Mark. Here is yet another reference to "crossing over the Lake", a common feature of this gospel. It's worth reminding ourselves that one side of the Lake was Jewish territory and the other was predominantly Gentile. Mark was, perhaps, trying to show with these many simple references how Jesus was breaking down the barrier between Jew and Gentile, weaving the two communities together, using a boat like a darning needle or weaver's shuttle. Today we are back in Jewish territory, and we meet two very different people from that community. Driven by desperate need, need which cannot be met within their usual community of interest, each comes to Jesus at considerable risk to themselves. In that respect they may represent the plight of refugees. Think how often Jesus fell foul of the religious establishment in the synagogues of his day. Yet here comes Jairus, the ruler of his local synagogue no less, begging Jesus on his knees to come with him to heal his daughter. If word of that got back to his synagogue he would be in great trouble, but he does not allow that to stop him from making the hazardous journey out of his place of comfort to come to Jesus. Even more at risk is this nameless woman, 'unclean' in the ritual sense and therefore liable to be stoned if the crowd realised her status. She too risks all to journey to Jesus.

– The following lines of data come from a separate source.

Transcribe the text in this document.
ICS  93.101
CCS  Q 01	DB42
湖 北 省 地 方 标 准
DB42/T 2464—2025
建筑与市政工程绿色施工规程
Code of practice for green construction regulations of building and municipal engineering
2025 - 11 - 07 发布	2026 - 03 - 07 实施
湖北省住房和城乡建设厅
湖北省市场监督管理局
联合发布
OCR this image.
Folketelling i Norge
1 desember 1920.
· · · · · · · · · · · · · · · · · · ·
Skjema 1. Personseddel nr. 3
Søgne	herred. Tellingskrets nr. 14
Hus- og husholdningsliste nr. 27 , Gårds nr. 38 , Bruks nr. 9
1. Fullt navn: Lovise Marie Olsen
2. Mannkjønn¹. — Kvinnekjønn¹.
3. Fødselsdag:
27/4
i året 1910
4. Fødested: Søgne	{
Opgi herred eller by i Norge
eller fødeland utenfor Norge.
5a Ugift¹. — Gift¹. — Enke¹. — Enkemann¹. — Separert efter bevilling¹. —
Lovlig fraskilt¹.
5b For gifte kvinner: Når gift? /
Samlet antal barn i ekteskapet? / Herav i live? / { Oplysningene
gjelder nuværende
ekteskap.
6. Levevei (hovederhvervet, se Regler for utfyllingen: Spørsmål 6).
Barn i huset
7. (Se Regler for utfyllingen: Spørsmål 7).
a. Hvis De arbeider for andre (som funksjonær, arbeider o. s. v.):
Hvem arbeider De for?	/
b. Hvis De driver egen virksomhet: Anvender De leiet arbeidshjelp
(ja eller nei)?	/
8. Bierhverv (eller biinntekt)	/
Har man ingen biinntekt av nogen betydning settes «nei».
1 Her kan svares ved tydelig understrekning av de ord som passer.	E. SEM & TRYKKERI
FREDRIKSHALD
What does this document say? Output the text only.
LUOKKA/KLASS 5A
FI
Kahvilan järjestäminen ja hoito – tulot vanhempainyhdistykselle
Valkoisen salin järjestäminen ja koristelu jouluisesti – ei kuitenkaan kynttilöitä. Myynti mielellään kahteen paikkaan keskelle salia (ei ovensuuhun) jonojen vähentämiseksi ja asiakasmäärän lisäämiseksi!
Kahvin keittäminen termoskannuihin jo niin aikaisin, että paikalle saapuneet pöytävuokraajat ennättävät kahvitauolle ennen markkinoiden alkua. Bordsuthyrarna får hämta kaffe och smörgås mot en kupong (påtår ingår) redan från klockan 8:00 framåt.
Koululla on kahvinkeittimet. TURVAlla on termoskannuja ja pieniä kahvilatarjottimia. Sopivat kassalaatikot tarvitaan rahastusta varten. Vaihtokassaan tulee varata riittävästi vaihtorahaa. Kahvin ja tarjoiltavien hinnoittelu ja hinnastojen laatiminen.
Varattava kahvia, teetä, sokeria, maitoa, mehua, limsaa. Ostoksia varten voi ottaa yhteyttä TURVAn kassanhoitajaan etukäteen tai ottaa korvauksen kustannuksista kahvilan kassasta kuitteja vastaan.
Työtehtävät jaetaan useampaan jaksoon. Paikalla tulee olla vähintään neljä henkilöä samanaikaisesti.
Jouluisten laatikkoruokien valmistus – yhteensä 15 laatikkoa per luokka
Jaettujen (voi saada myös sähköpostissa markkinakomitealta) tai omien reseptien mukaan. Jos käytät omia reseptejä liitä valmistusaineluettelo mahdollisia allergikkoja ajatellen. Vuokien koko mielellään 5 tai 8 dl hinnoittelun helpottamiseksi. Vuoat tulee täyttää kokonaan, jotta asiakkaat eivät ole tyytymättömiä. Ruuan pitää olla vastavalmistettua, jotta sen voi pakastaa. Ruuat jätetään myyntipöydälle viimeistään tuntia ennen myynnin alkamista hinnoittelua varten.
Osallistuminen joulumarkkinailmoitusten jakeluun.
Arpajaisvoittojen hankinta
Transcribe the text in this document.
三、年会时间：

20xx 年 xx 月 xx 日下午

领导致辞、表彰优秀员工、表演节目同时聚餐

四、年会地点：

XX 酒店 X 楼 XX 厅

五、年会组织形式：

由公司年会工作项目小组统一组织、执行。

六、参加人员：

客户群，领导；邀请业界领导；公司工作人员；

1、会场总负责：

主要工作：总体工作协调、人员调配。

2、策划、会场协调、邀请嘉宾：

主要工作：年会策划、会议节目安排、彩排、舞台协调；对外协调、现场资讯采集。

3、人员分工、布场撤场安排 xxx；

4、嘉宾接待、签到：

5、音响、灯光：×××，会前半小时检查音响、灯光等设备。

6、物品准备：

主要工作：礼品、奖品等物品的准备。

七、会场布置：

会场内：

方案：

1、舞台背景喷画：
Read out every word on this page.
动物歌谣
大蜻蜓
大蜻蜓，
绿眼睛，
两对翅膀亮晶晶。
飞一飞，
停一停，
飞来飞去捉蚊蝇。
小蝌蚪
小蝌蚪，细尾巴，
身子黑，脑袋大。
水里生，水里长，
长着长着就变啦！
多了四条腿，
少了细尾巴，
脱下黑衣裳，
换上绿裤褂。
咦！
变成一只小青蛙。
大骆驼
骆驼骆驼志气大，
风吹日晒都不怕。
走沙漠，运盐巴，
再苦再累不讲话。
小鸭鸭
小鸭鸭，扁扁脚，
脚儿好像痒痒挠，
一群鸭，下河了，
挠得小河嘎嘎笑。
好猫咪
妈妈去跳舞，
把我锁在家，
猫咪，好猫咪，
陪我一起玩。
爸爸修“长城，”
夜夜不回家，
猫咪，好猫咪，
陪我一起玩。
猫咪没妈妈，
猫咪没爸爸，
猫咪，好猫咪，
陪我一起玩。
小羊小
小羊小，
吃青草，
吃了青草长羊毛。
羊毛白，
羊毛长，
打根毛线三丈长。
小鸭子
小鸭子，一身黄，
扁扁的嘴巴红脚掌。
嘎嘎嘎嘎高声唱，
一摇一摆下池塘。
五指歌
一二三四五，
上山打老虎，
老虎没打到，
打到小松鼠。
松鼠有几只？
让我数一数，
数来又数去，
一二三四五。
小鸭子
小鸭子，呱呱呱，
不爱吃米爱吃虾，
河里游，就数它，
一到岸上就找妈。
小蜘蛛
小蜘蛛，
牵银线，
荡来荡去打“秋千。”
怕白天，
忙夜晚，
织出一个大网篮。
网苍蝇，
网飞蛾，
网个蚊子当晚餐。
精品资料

Notice how cleverly Mark deals with the result of the woman's "religious experience" of Jesus. First, the outcome accords with her own belief system. She believes it will be enough to touch his cloak, and so it proves. Secondly, there is an objective change in the situation ("her bleeding stopped"). And thirdly, there is a subjective element: "she felt in her body that she was freed from her suffering". The raising of the little girl is Mark's equivalent to John's story of Lazarus. There is a lot of unexplained detail. Mark tells us what happened, but offers no explanation for it. Why does Jesus make a public scene about the woman, yet excludes most people from the even more astonishing "healing" of the dead girl? Why the reference to taking her by the hand: why the recording of the exact words in Aramaic? Why the stern words not to tell anyone what happened (when no such admonition was given after the healing of the woman? And did you notice what we are not told? Why no mass conversions following these great miracles? Could it be that our modern obsession for "head-hunting" (or perhaps that should be "'bottom-hunting" given our propensity for reducing evangelism to the counting of bums-on-seats) was not one that Jesus shared?
Taking It Personally.
· Another wonderful passage for the prayer of imagination. Journey with Jesus slowly through this story. Watch what he does; listen to what he says. Feel the anxiety of Jairus and the woman with the medical problem. Share their relief and joy when the healings take place. Join in their joy, giving your own thanks to Jesus.
· Ponder Jesus' first reaction: what do you make of the reference to power going out of him? Does it conjure up an image of a "battery-powered" Jesus? Have you ever felt empowered by God to do something you would not otherwise have been able to achieve? Might this give a clue as to what was going on here?
· Ponder the faith of these two people. Do you agree that what they had was a complete trust in Jesus' power and willingness to help them, even when their situations seemed hopeless? How does that compare with your own faith in Jesus?